G. : Mr Lazarus. – Fait curieux, il n’y a pour ainsi dire aucune question à lui poser, sauf celle-ci, assez brutale : A-t-il lui-même opéré la substitution des chocolats empoisonnés ? Autrement, je ne relève qu’une anomalie contre lui, d’ailleurs tout à fait en dehors de l’affaire : Pourquoi Mr Lazarus a-t-il offert cinquante livres d’un tableau qui n’en valait que vingt ?
— Peut-être voulait-il se montrer agréable aux yeux de Miss Nick ?
— Il ne s’y serait pas pris de cette façon ; homme d’affaires avant tout, Mr Lazarus n’achète pas pour vendre à perte. S’il avait désiré lui rendre service, il lui eût avancé de l’argent à titre privé.
— Cela ne saurait avoir de rapport avec le crime.
— Possible… mais ma curiosité n’en est pas moins éveillée.
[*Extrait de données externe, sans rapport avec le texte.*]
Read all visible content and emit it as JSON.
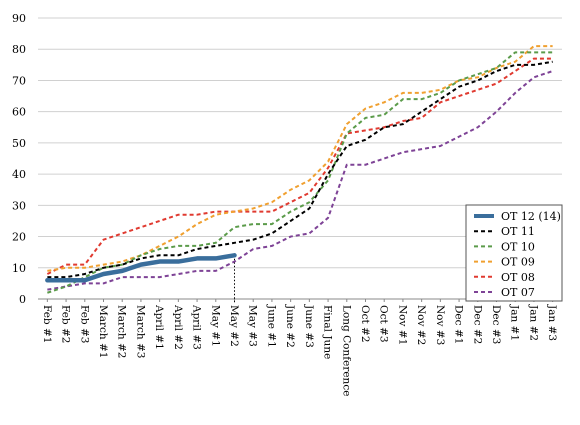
{
  "chart_data": {
    "type": "line",
    "title": "",
    "xlabel": "",
    "ylabel": "",
    "ylim": [
      0,
      90
    ],
    "yticks": [
      0,
      10,
      20,
      30,
      40,
      50,
      60,
      70,
      80,
      90
    ],
    "grid": "horizontal",
    "legend_position": "bottom-right",
    "marker_line_category": "May #2",
    "categories": [
      "Feb #1",
      "Feb #2",
      "Feb #3",
      "March #1",
      "March #2",
      "March #3",
      "April #1",
      "April #2",
      "April #3",
      "May #1",
      "May #2",
      "May #3",
      "June #1",
      "June #2",
      "June #3",
      "Final June",
      "Long Conference",
      "Oct #2",
      "Oct #3",
      "Nov #1",
      "Nov #2",
      "Nov #3",
      "Dec #1",
      "Dec #2",
      "Dec #3",
      "Jan #1",
      "Jan #2",
      "Jan #3"
    ],
    "series": [
      {
        "name": "OT 12 (14)",
        "color": "#3a6e9c",
        "style": "solid-thick",
        "values": [
          6,
          6,
          6,
          8,
          9,
          11,
          12,
          12,
          13,
          13,
          14,
          null,
          null,
          null,
          null,
          null,
          null,
          null,
          null,
          null,
          null,
          null,
          null,
          null,
          null,
          null,
          null,
          null
        ]
      },
      {
        "name": "OT 11",
        "color": "#000000",
        "style": "dashed",
        "values": [
          7,
          7,
          8,
          10,
          11,
          13,
          14,
          14,
          16,
          17,
          18,
          19,
          21,
          25,
          29,
          40,
          49,
          51,
          55,
          56,
          60,
          64,
          68,
          70,
          73,
          75,
          75,
          76
        ]
      },
      {
        "name": "OT 10",
        "color": "#5b9b4a",
        "style": "dashed",
        "values": [
          2,
          4,
          7,
          10,
          11,
          14,
          16,
          17,
          17,
          18,
          23,
          24,
          24,
          28,
          31,
          38,
          53,
          58,
          59,
          64,
          64,
          66,
          70,
          72,
          74,
          79,
          79,
          79
        ]
      },
      {
        "name": "OT 09",
        "color": "#f0a030",
        "style": "dashed",
        "values": [
          9,
          10,
          10,
          11,
          12,
          14,
          17,
          20,
          24,
          27,
          28,
          29,
          31,
          35,
          38,
          44,
          56,
          61,
          63,
          66,
          66,
          67,
          70,
          71,
          74,
          76,
          81,
          81
        ]
      },
      {
        "name": "OT 08",
        "color": "#e03a30",
        "style": "dashed",
        "values": [
          8,
          11,
          11,
          19,
          21,
          23,
          25,
          27,
          27,
          28,
          28,
          28,
          28,
          31,
          34,
          42,
          53,
          54,
          55,
          57,
          58,
          63,
          65,
          67,
          69,
          73,
          77,
          77
        ]
      },
      {
        "name": "OT 07",
        "color": "#7e4396",
        "style": "dashed",
        "values": [
          3,
          4,
          5,
          5,
          7,
          7,
          7,
          8,
          9,
          9,
          12,
          16,
          17,
          20,
          21,
          26,
          43,
          43,
          45,
          47,
          48,
          49,
          52,
          55,
          60,
          66,
          71,
          73
        ]
      }
    ]
  }
}
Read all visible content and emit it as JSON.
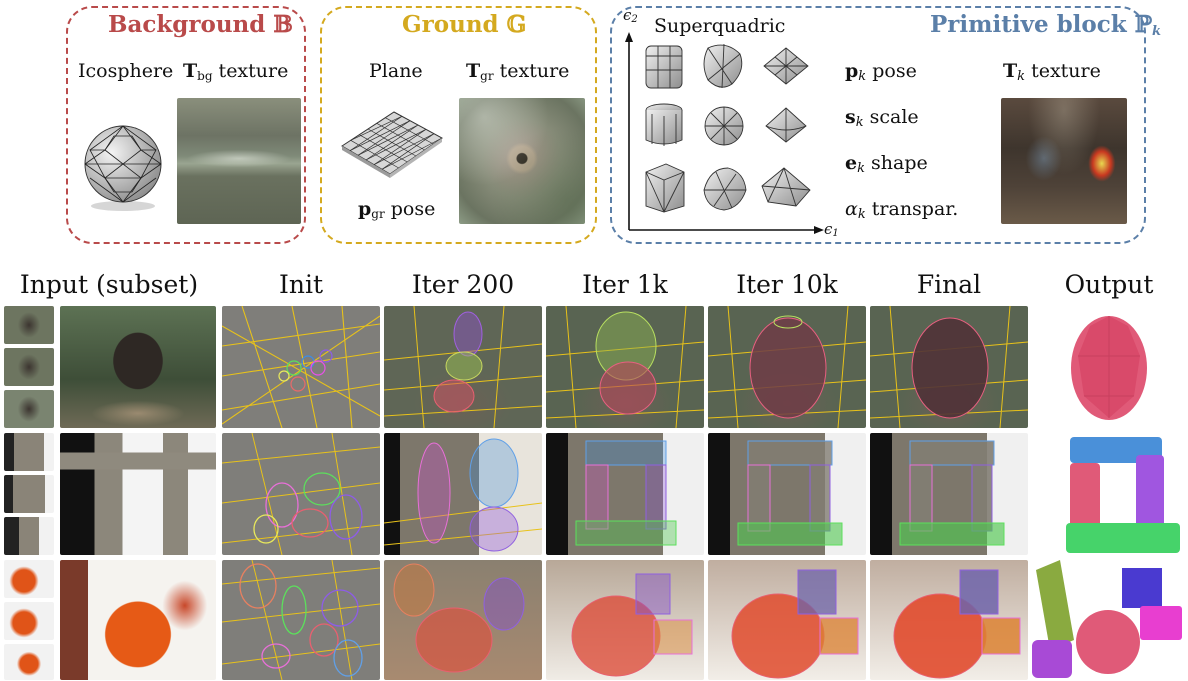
{
  "panels": {
    "background": {
      "title": "Background",
      "symbol": "𝔹",
      "sphere_label": "Icosphere",
      "texture_bold": "T",
      "texture_sub": "bg",
      "texture_rest": " texture",
      "color": "#b94a4a"
    },
    "ground": {
      "title": "Ground",
      "symbol": "𝔾",
      "plane_label": "Plane",
      "texture_bold": "T",
      "texture_sub": "gr",
      "texture_rest": " texture",
      "pose_bold": "p",
      "pose_sub": "gr",
      "pose_rest": " pose",
      "color": "#d4a91f"
    },
    "primitive": {
      "title": "Primitive block",
      "symbol": "ℙ",
      "symbol_sub": "k",
      "sq_label": "Superquadric",
      "axis_x": "ϵ",
      "axis_x_sub": "1",
      "axis_y": "ϵ",
      "axis_y_sub": "2",
      "params": [
        {
          "bold": "p",
          "sub": "k",
          "rest": " pose"
        },
        {
          "bold": "s",
          "sub": "k",
          "rest": " scale"
        },
        {
          "bold": "e",
          "sub": "k",
          "rest": " shape"
        },
        {
          "bold": "α",
          "sub": "k",
          "rest": " transpar."
        }
      ],
      "texture_bold": "T",
      "texture_sub": "k",
      "texture_rest": " texture",
      "color": "#5b7fa8"
    }
  },
  "columns": [
    "Input (subset)",
    "Init",
    "Iter 200",
    "Iter 1k",
    "Iter 10k",
    "Final",
    "Output"
  ],
  "icons": {
    "sphere": "icosphere-icon",
    "plane": "plane-mesh-icon",
    "superquadric": "superquadric-icon"
  }
}
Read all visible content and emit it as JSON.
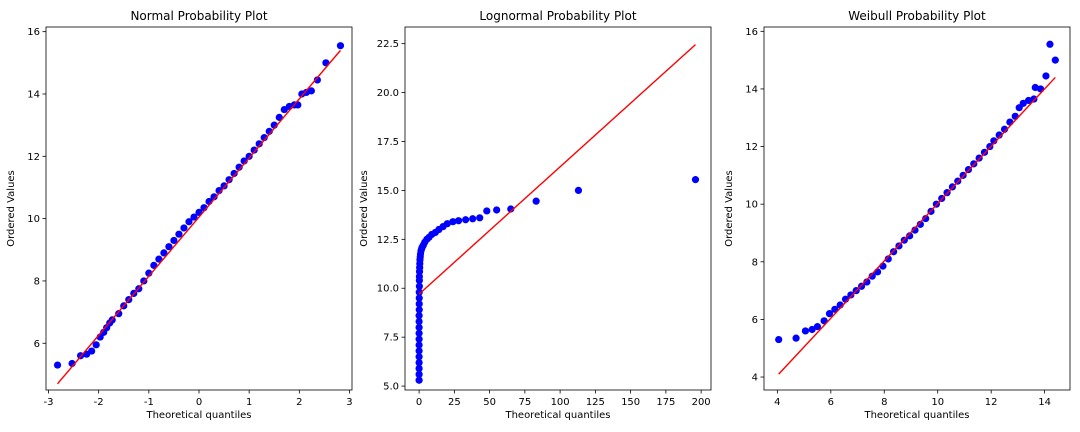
{
  "chart_data": [
    {
      "type": "scatter",
      "title": "Normal Probability Plot",
      "xlabel": "Theoretical quantiles",
      "ylabel": "Ordered Values",
      "xlim": [
        -3.05,
        3.05
      ],
      "ylim": [
        4.5,
        16.15
      ],
      "xticks": [
        -3,
        -2,
        -1,
        0,
        1,
        2,
        3
      ],
      "yticks": [
        6,
        8,
        10,
        12,
        14,
        16
      ],
      "grid": false,
      "series": [
        {
          "kind": "points",
          "color": "#0000ff",
          "x": [
            -2.82,
            -2.53,
            -2.36,
            -2.24,
            -2.14,
            -2.05,
            -1.97,
            -1.9,
            -1.84,
            -1.78,
            -1.73,
            -1.6,
            -1.5,
            -1.4,
            -1.3,
            -1.2,
            -1.1,
            -1.0,
            -0.9,
            -0.8,
            -0.7,
            -0.6,
            -0.5,
            -0.4,
            -0.3,
            -0.2,
            -0.1,
            0.0,
            0.1,
            0.2,
            0.3,
            0.4,
            0.5,
            0.6,
            0.7,
            0.8,
            0.9,
            1.0,
            1.1,
            1.2,
            1.3,
            1.4,
            1.5,
            1.6,
            1.7,
            1.8,
            1.9,
            1.97,
            2.05,
            2.14,
            2.24,
            2.36,
            2.53,
            2.82
          ],
          "y": [
            5.3,
            5.35,
            5.6,
            5.65,
            5.75,
            5.95,
            6.2,
            6.35,
            6.5,
            6.65,
            6.75,
            6.95,
            7.2,
            7.4,
            7.6,
            7.75,
            8.0,
            8.25,
            8.5,
            8.7,
            8.9,
            9.1,
            9.3,
            9.5,
            9.7,
            9.9,
            10.05,
            10.2,
            10.35,
            10.55,
            10.7,
            10.9,
            11.05,
            11.25,
            11.45,
            11.65,
            11.85,
            12.0,
            12.2,
            12.4,
            12.6,
            12.8,
            13.0,
            13.25,
            13.5,
            13.6,
            13.65,
            13.65,
            14.0,
            14.05,
            14.1,
            14.45,
            15.0,
            15.55
          ]
        },
        {
          "kind": "line",
          "color": "#ff0000",
          "x": [
            -2.82,
            2.82
          ],
          "y": [
            4.7,
            15.4
          ]
        }
      ]
    },
    {
      "type": "scatter",
      "title": "Lognormal Probability Plot",
      "xlabel": "Theoretical quantiles",
      "ylabel": "Ordered Values",
      "xlim": [
        -10,
        207
      ],
      "ylim": [
        4.8,
        23.35
      ],
      "xticks": [
        0,
        25,
        50,
        75,
        100,
        125,
        150,
        175,
        200
      ],
      "yticks": [
        5.0,
        7.5,
        10.0,
        12.5,
        15.0,
        17.5,
        20.0,
        22.5
      ],
      "grid": false,
      "series": [
        {
          "kind": "points",
          "color": "#0000ff",
          "x": [
            0.0,
            0.0,
            0.0,
            0.0,
            0.0,
            0.0,
            0.0,
            0.0,
            0.0,
            0.0,
            0.0,
            0.0,
            0.1,
            0.1,
            0.1,
            0.1,
            0.2,
            0.2,
            0.2,
            0.3,
            0.4,
            0.5,
            0.6,
            0.8,
            1.0,
            1.3,
            1.7,
            2.2,
            3.0,
            4.0,
            5.5,
            7.0,
            9.0,
            11.5,
            14.0,
            17.0,
            20.0,
            24.0,
            28.0,
            33.0,
            38.0,
            43.0,
            48.0,
            55.0,
            65.0,
            83.0,
            113.0,
            196.0
          ],
          "y": [
            5.3,
            5.6,
            5.9,
            6.2,
            6.5,
            6.8,
            7.1,
            7.4,
            7.7,
            8.0,
            8.3,
            8.6,
            8.9,
            9.2,
            9.5,
            9.8,
            10.1,
            10.4,
            10.6,
            10.85,
            11.05,
            11.25,
            11.45,
            11.6,
            11.75,
            11.9,
            12.0,
            12.1,
            12.2,
            12.35,
            12.5,
            12.6,
            12.75,
            12.85,
            13.0,
            13.15,
            13.3,
            13.4,
            13.45,
            13.5,
            13.55,
            13.6,
            13.95,
            14.0,
            14.05,
            14.45,
            15.0,
            15.55
          ]
        },
        {
          "kind": "line",
          "color": "#ff0000",
          "x": [
            0,
            196
          ],
          "y": [
            9.7,
            22.45
          ]
        }
      ]
    },
    {
      "type": "scatter",
      "title": "Weibull Probability Plot",
      "xlabel": "",
      "ylabel": "Ordered Values",
      "xlim": [
        3.5,
        14.95
      ],
      "ylim": [
        3.55,
        16.15
      ],
      "xticks": [
        4,
        6,
        8,
        10,
        12,
        14
      ],
      "yticks": [
        4,
        6,
        8,
        10,
        12,
        14,
        16
      ],
      "grid": false,
      "series": [
        {
          "kind": "points",
          "color": "#0000ff",
          "x": [
            4.05,
            4.7,
            5.05,
            5.3,
            5.5,
            5.75,
            5.95,
            6.15,
            6.35,
            6.55,
            6.75,
            6.95,
            7.15,
            7.35,
            7.55,
            7.75,
            7.95,
            8.15,
            8.35,
            8.55,
            8.75,
            8.95,
            9.15,
            9.35,
            9.55,
            9.75,
            9.95,
            10.15,
            10.35,
            10.55,
            10.75,
            10.95,
            11.15,
            11.35,
            11.55,
            11.75,
            11.95,
            12.1,
            12.3,
            12.5,
            12.7,
            12.9,
            13.05,
            13.2,
            13.4,
            13.6,
            13.85,
            14.05,
            14.4
          ],
          "y": [
            5.3,
            5.35,
            5.6,
            5.65,
            5.75,
            5.95,
            6.2,
            6.35,
            6.5,
            6.7,
            6.85,
            7.0,
            7.15,
            7.3,
            7.5,
            7.65,
            7.85,
            8.1,
            8.35,
            8.55,
            8.75,
            8.9,
            9.1,
            9.3,
            9.5,
            9.75,
            10.0,
            10.2,
            10.4,
            10.6,
            10.8,
            11.0,
            11.2,
            11.4,
            11.6,
            11.8,
            12.0,
            12.2,
            12.4,
            12.6,
            12.85,
            13.05,
            13.35,
            13.5,
            13.6,
            13.65,
            14.0,
            14.45,
            15.0
          ],
          "extra_x": [
            13.65,
            14.2
          ],
          "extra_y": [
            14.05,
            15.55
          ]
        },
        {
          "kind": "line",
          "color": "#ff0000",
          "x": [
            4.05,
            14.4
          ],
          "y": [
            4.1,
            14.4
          ]
        }
      ]
    }
  ],
  "weibull_xlabel": "Theoretical quantiles"
}
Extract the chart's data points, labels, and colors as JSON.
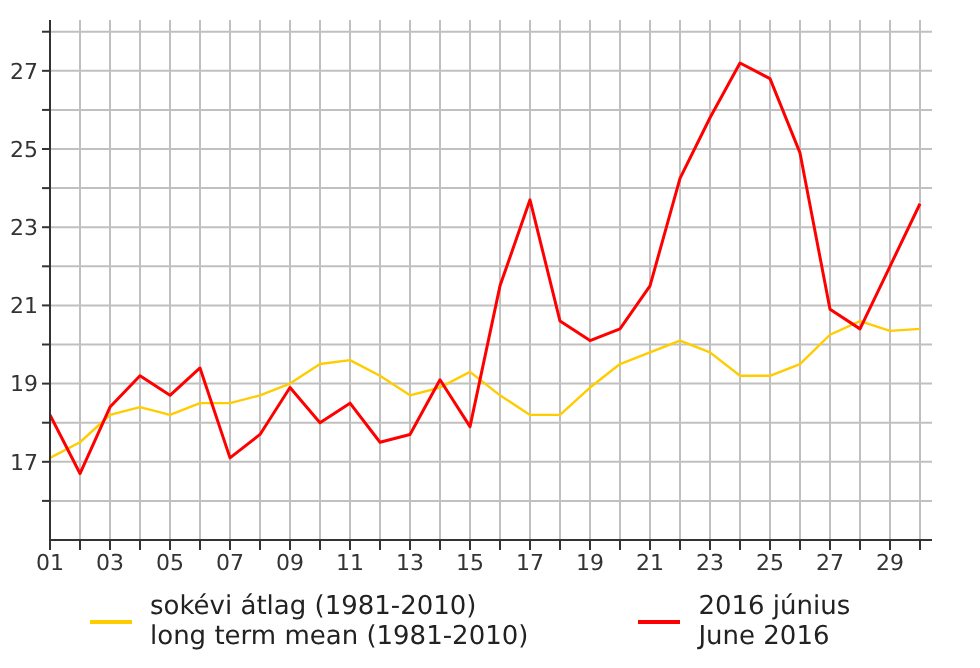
{
  "chart_data": {
    "type": "line",
    "x": [
      1,
      2,
      3,
      4,
      5,
      6,
      7,
      8,
      9,
      10,
      11,
      12,
      13,
      14,
      15,
      16,
      17,
      18,
      19,
      20,
      21,
      22,
      23,
      24,
      25,
      26,
      27,
      28,
      29,
      30
    ],
    "series": [
      {
        "name": "sokévi átlag (1981-2010)\nlong term mean (1981-2010)",
        "color": "#ffcc00",
        "values": [
          17.1,
          17.5,
          18.2,
          18.4,
          18.2,
          18.5,
          18.5,
          18.7,
          19.0,
          19.5,
          19.6,
          19.2,
          18.7,
          18.9,
          19.3,
          18.7,
          18.2,
          18.2,
          18.9,
          19.5,
          19.8,
          20.1,
          19.8,
          19.2,
          19.2,
          19.5,
          20.25,
          20.6,
          20.35,
          20.4
        ]
      },
      {
        "name": "2016 június\nJune 2016",
        "color": "#ff0000",
        "values": [
          18.2,
          16.7,
          18.4,
          19.2,
          18.7,
          19.4,
          17.1,
          17.7,
          18.9,
          18.0,
          18.5,
          17.5,
          17.7,
          19.1,
          17.9,
          21.5,
          23.7,
          20.6,
          20.1,
          20.4,
          21.5,
          24.25,
          25.8,
          27.2,
          26.8,
          24.9,
          20.9,
          20.4,
          22.0,
          23.6
        ]
      }
    ],
    "xlim": [
      1,
      30.4
    ],
    "xticks": [
      {
        "value": 1,
        "label": "01"
      },
      {
        "value": 2,
        "label": null
      },
      {
        "value": 3,
        "label": "03"
      },
      {
        "value": 4,
        "label": null
      },
      {
        "value": 5,
        "label": "05"
      },
      {
        "value": 6,
        "label": null
      },
      {
        "value": 7,
        "label": "07"
      },
      {
        "value": 8,
        "label": null
      },
      {
        "value": 9,
        "label": "09"
      },
      {
        "value": 10,
        "label": null
      },
      {
        "value": 11,
        "label": "11"
      },
      {
        "value": 12,
        "label": null
      },
      {
        "value": 13,
        "label": "13"
      },
      {
        "value": 14,
        "label": null
      },
      {
        "value": 15,
        "label": "15"
      },
      {
        "value": 16,
        "label": null
      },
      {
        "value": 17,
        "label": "17"
      },
      {
        "value": 18,
        "label": null
      },
      {
        "value": 19,
        "label": "19"
      },
      {
        "value": 20,
        "label": null
      },
      {
        "value": 21,
        "label": "21"
      },
      {
        "value": 22,
        "label": null
      },
      {
        "value": 23,
        "label": "23"
      },
      {
        "value": 24,
        "label": null
      },
      {
        "value": 25,
        "label": "25"
      },
      {
        "value": 26,
        "label": null
      },
      {
        "value": 27,
        "label": "27"
      },
      {
        "value": 28,
        "label": null
      },
      {
        "value": 29,
        "label": "29"
      },
      {
        "value": 30,
        "label": null
      }
    ],
    "ylim": [
      15,
      28.3
    ],
    "yticks": [
      {
        "value": 16,
        "label": null
      },
      17,
      {
        "value": 18,
        "label": null
      },
      19,
      {
        "value": 20,
        "label": null
      },
      21,
      {
        "value": 22,
        "label": null
      },
      23,
      {
        "value": 24,
        "label": null
      },
      25,
      {
        "value": 26,
        "label": null
      },
      27,
      {
        "value": 28,
        "label": null
      }
    ],
    "grid": true,
    "legend": "bottom",
    "marker": "none",
    "line_style": "solid"
  }
}
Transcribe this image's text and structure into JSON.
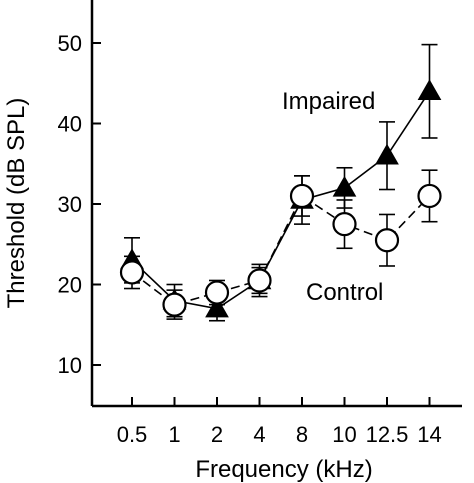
{
  "chart_data": {
    "type": "line",
    "title": "",
    "xlabel": "Frequency (kHz)",
    "ylabel": "Threshold (dB SPL)",
    "categories": [
      "0.5",
      "1",
      "2",
      "4",
      "8",
      "10",
      "12.5",
      "14"
    ],
    "yticks": [
      10,
      20,
      30,
      40,
      50
    ],
    "ylim": [
      5,
      55
    ],
    "grid": false,
    "series": [
      {
        "name": "Impaired",
        "marker": "filled-triangle",
        "line": "solid",
        "values": [
          23.0,
          18.0,
          17.0,
          20.5,
          30.5,
          32.0,
          36.0,
          44.0
        ],
        "error": [
          2.8,
          2.0,
          1.5,
          2.0,
          3.0,
          2.5,
          4.2,
          5.8
        ]
      },
      {
        "name": "Control",
        "marker": "open-circle",
        "line": "dashed",
        "values": [
          21.5,
          17.5,
          19.0,
          20.5,
          31.0,
          27.5,
          25.5,
          31.0
        ],
        "error": [
          2.0,
          1.8,
          1.5,
          1.6,
          2.5,
          3.0,
          3.2,
          3.2
        ]
      }
    ]
  }
}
N’oublions pas que je me livre à une étude psychologique. Maintenant voyons le H.
H. : commandant Challenger. – Pourquoi Miss Nick lui a-t-elle confié qu’elle était fiancée ? Quelle raison l’a poussée, puisqu’elle n’en avait fait part à personne ? Quelles relations Challenger entretient-il avec son oncle ?
— Quel oncle ?
— Le docteur. La nouvelle de la mort de Michel Seton serait-elle parvenue à l’Amirauté avant d’être rendue publique ?
— Je ne vois pas très bien où vous désirez en venir, Poirot. Même si Challenger eût été un des premiers avisés de la mort de Seton, à quoi cela nous avance-t-il ? Dans ce cas, quel mobile l’aurait déterminé à tuer la jeune fille qu’il aime ?
— Tout à fait d’accord, votre remarque est pleine de bon sens, mais ce sont des petits détails sur lesquels j’aimerais à être fixé.
I. : Mr Vyse. – Pour quelle raison a-t-il tenu à faire état de l’attachement passionné de sa cousine envers cette « Maison du Péril » ? Oui ou non, a-t-il reçu le testament ? Est-il honnête ou non ?
Enfin, voici J. – Un grand point d’interrogation suit cette lettre ; ce personnage énigmatique existe-t-il ?
— Hé là ! Qu’avez-vous donc, cher ami ?
Je m’étais dressé de ma chaise en poussant un cri. D’une main tremblante, je désignais la fenêtre.
— Un visage, Poirot ! un horrible visage contre la vitre… Il vient de disparaître, mais je l’ai bien vu !
Poirot se dirigea vers la croisée, l’ouvrit et se pencha au-dehors.
— Il n’y a personne. Êtes-vous bien sûr de ne pas être le jouet de votre imagination, Hastings ?
— Je n’imagine rien. C’était, je vous le répète, un épouvantable visage.
— J’oublie qu’il y a un balcon et quiconque peut l’escalader pour nous espionner. Qu’entendez-vous par cet « épouvantable visage » ?
— Un visage blême, au regard fixe, à peine humain !
— C’est la fièvre qui vous tourmente, cher ami. Un visage, oui. Un visage plus ou moins agréable, je vous l’accorde, mais un visage à peine humain… ah ! non. L’émotion que vous a causée cette apparition, contre la vitre vous en a sûrement déformé les traits.